Parquet — read and write
Read Parquet file into CSV
Read a Parquet file from S3, extract specific columns, and write as CSV:
import { pipeline, createReadableStream, streamToBuffer } from '@datastream/core'
import { awsS3GetObjectStream } from '@datastream/aws'
import { objectReadableStream } from '@datastream/object'
import { csvFormatStream } from '@datastream/csv'
import { fileWriteStream } from '@datastream/file'
import { parquetRead } from 'hyparquet'
const buffer = await streamToBuffer(
await awsS3GetObjectStream({ Bucket: 'data-lake', Key: 'users.parquet' }),
)
const rows = []
await parquetRead({
file: {
byteLength: buffer.byteLength,
read: (start, end) => buffer.slice(start, end),
},
columns: ['id', 'name', 'email'],
onComplete: (data) => rows.push(...data),
})
const result = await pipeline([
objectReadableStream(rows),
csvFormatStream({ header: true }),
fileWriteStream({ path: './users.csv' }),
]) Write CSV to Parquet
Read a CSV file, parse into objects, and write as Parquet to S3:
import { pipeline, streamToArray } from '@datastream/core'
import { fileReadStream } from '@datastream/file'
import {
csvDetectDelimitersStream,
csvDetectHeaderStream,
csvParseStream,
csvCoerceValuesStream,
} from '@datastream/csv'
import { objectFromEntriesStream } from '@datastream/object'
import { createReadableStreamFromArrayBuffer } from '@datastream/core'
import { awsS3PutObjectStream } from '@datastream/aws'
import { tableFromJSON, tableToIPC } from 'apache-arrow'
const detectDelimiters = csvDetectDelimitersStream()

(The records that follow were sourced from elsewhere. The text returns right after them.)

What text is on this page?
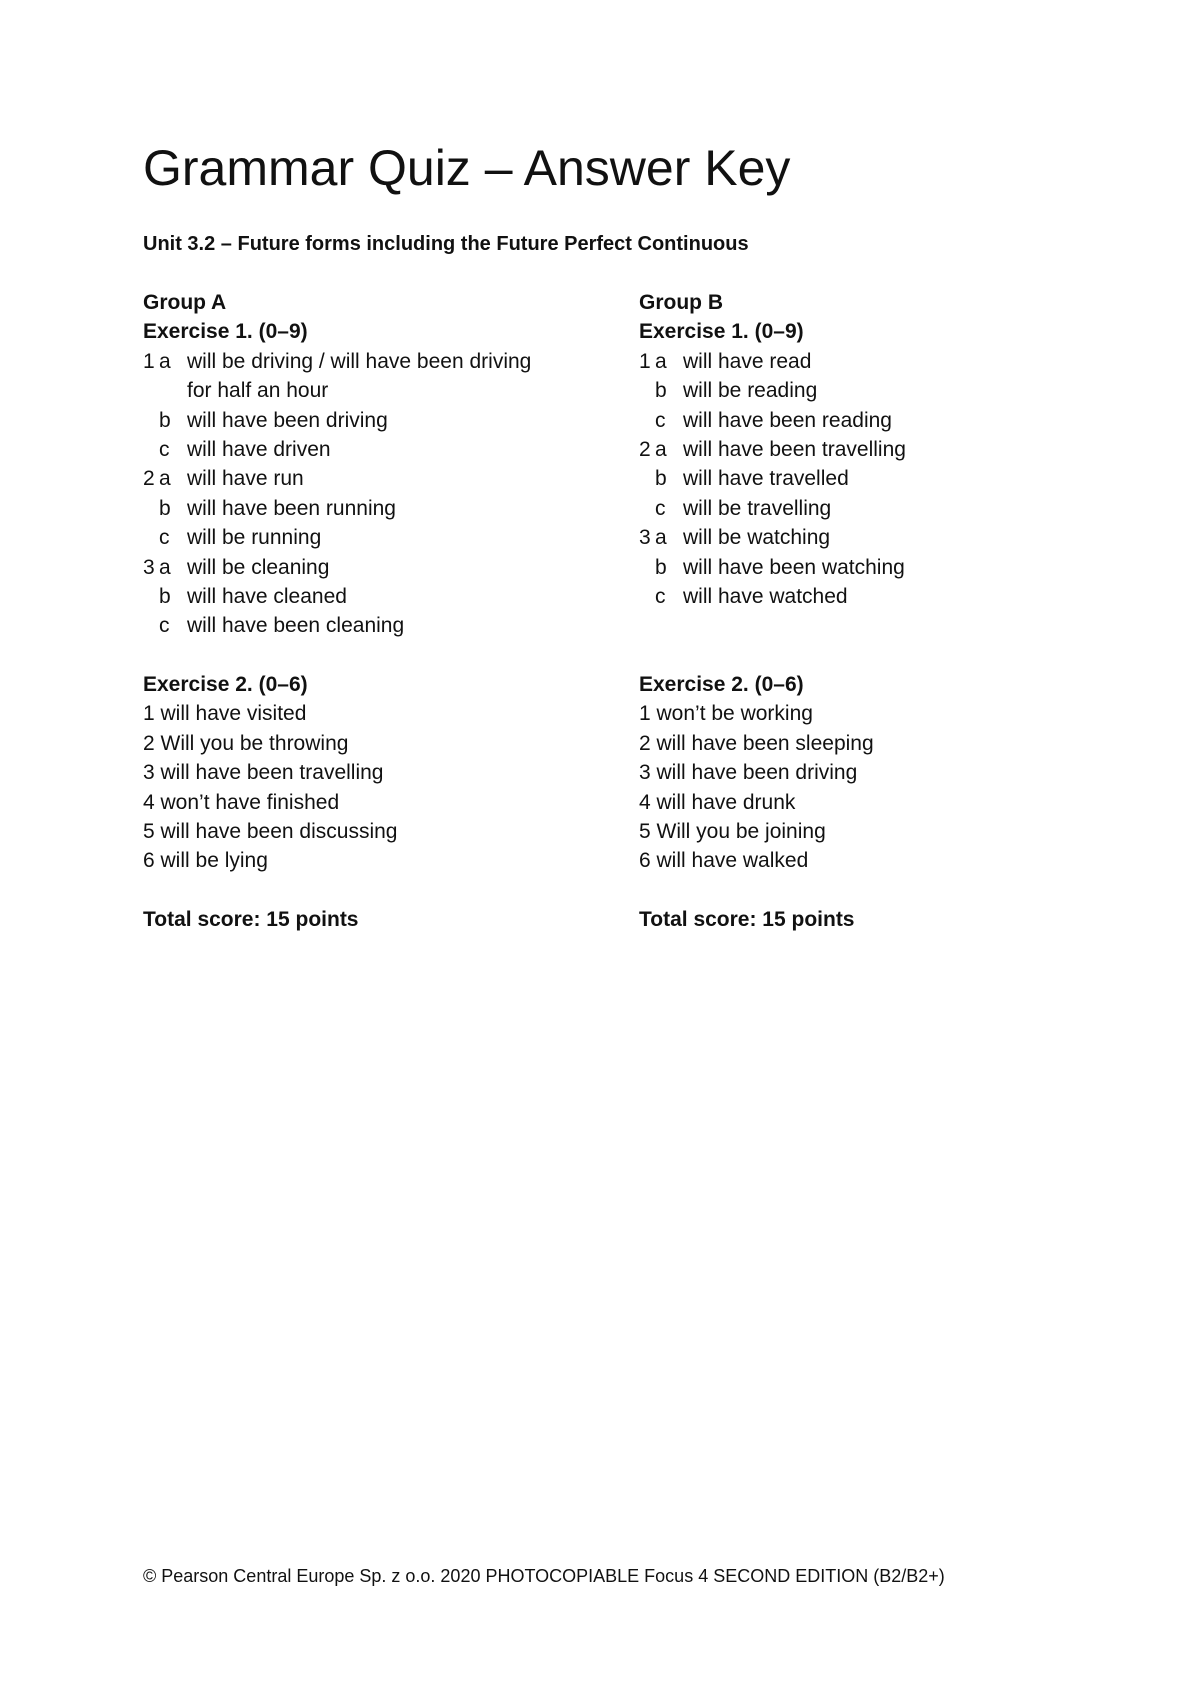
Grammar Quiz – Answer Key
Unit 3.2 – Future forms including the Future Perfect Continuous
Group A
Exercise 1. (0–9)
1 a will be driving / will have been driving
for half an hour
b will have been driving
c will have driven
2 a will have run
b will have been running
c will be running
3 a will be cleaning
b will have cleaned
c will have been cleaning
Exercise 2. (0–6)
1 will have visited
2 Will you be throwing
3 will have been travelling
4 won’t have finished
5 will have been discussing
6 will be lying
Total score: 15 points
Group B
Exercise 1. (0–9)
1 a will have read
b will be reading
c will have been reading
2 a will have been travelling
b will have travelled
c will be travelling
3 a will be watching
b will have been watching
c will have watched
Exercise 2. (0–6)
1 won’t be working
2 will have been sleeping
3 will have been driving
4 will have drunk
5 Will you be joining
6 will have walked
Total score: 15 points
© Pearson Central Europe Sp. z o.o. 2020 PHOTOCOPIABLE Focus 4 SECOND EDITION (B2/B2+)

const detectHeader = csvDetectHeaderStream({
delimiterChar: () => detectDelimiters.result().value.delimiterChar,
newlineChar: () => detectDelimiters.result().value.newlineChar,
quoteChar: () => detectDelimiters.result().value.quoteChar,
escapeChar: () => detectDelimiters.result().value.escapeChar,
})
const rows = await streamToArray(
await pipeline([
fileReadStream({ path: './users.csv' }),
detectDelimiters,
detectHeader,
csvParseStream({
delimiterChar: () => detectDelimiters.result().value.delimiterChar,
newlineChar: () => detectDelimiters.result().value.newlineChar,
quoteChar: () => detectDelimiters.result().value.quoteChar,
escapeChar: () => detectDelimiters.result().value.escapeChar,
}),
objectFromEntriesStream({
keys: () => detectHeader.result().value.header,
}),
csvCoerceValuesStream(),
]),
)
const table = tableFromJSON(rows)
const { writeParquet } = await import('parquet-wasm')
const parquetBuffer = writeParquet(table)
await pipeline([
createReadableStreamFromArrayBuffer(parquetBuffer),
awsS3PutObjectStream({ Bucket: 'data-lake', Key: 'users.parquet' }),
])